С Запада, с детства пленившего его сознание, он принес в свою страну дух прагматического научного строительства, вдохновения землей и земным. И была своя, хотя и частичная, правда в этом великом замысле, в этом желании сдвинуть отставшую страну с ее сакрально-сонного застоя. На целое столетие Россия отдалась этой западной мечте. Результатом этого была великая империя, мощное государство, военная слава, развитие науки, мысли, торговли, — дело Петра Великого в этом плане удалось.

Но не удалась ему секуляризация культуры, ее отрыв от последней глубины человеческих вопрошаний, от созерцания мира не только как действия, как строительства, как организации, но мира как отражения чего-то вечного и вечностью измеряемого. Пушкин с этой точки зрения — плод Петра Великого, но и ответ ему. Он завершает дело Петра, вознося русскую культуру на небывалую высоту, и он же отвечает на замысел секулярной, земной культуры: отвечает светлой, небесной красотой, пронизавшей мир его поэзии.

К нему мы и обратимся в следующей нашей беседе. 3 Пока есть на земле русские люди, они не перестанут любить Пушкина. И не только любить, но и видеть, или, вернее сказать, ощущать его как некое воплощение России, как ту мерку, по которой меряется и оценивается в конечном итоге все то, что называет себя русским. О Пушкине написаны и будут еще написаны сотни и тысячи книг.

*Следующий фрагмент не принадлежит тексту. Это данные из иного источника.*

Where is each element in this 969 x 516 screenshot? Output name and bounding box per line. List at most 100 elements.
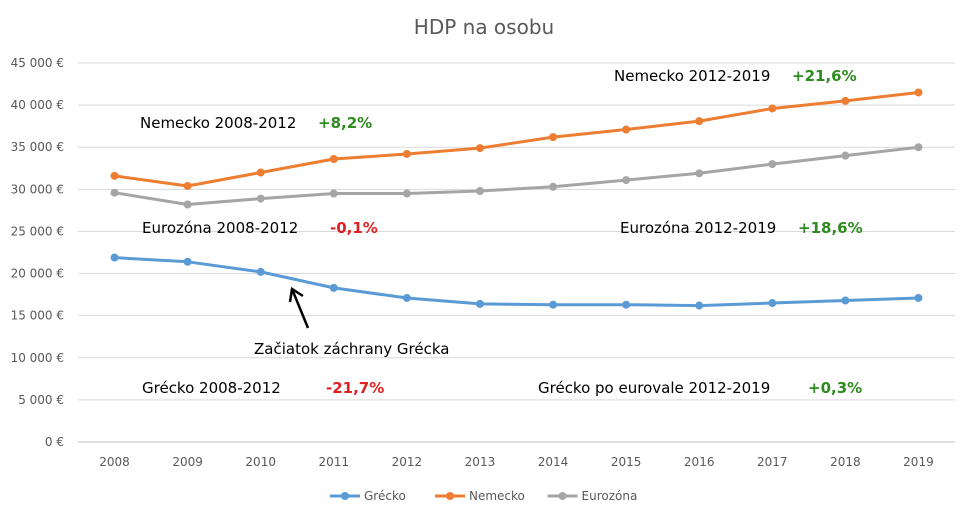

Но мало кто имел мужество сказать, что последняя тайна Пушкина, последняя его глубина, то, что делает его никогда не стареющим, вечным мерилом России, укоренено в его религиозном мироощущении. Как так? Не написал ли Пушкин кощунственную «Гавриилиаду»? Не был ли он страстным жизнелюбцем? Не пронизано ли все его творчество именно земной любовью, к земле и к земному, и не является ли грубым насилием и натяжкой навязывание ему какого-то религиозного мироощущения?

Но вот один из тонких знатоков русской культуры, профессор Федотов, называет «Капитанскую дочку» самым христианским произведением русской литературы. Но вот русский философ Шестов говорит, что Пушкину открылась великая правда. И вот Достоевский в своей знаменитой «Пушкинской речи» читает, что вся задача России состоит в том, чтобы эту светлую пушкинскую тайну разгадать.

Что же это за тайна и что дает нам право говорить о религиозном мироощущении Пушкина и о том, что на последней глубине завет его России и русской культуре — именно религиозного порядка? Да, Пушкин написал два-три глубоко религиозных стихотворения: «Пророк», «Когда для смертного умолкнет шумный день...» и несколько других, но не в них одних, конечно, наше доказательство.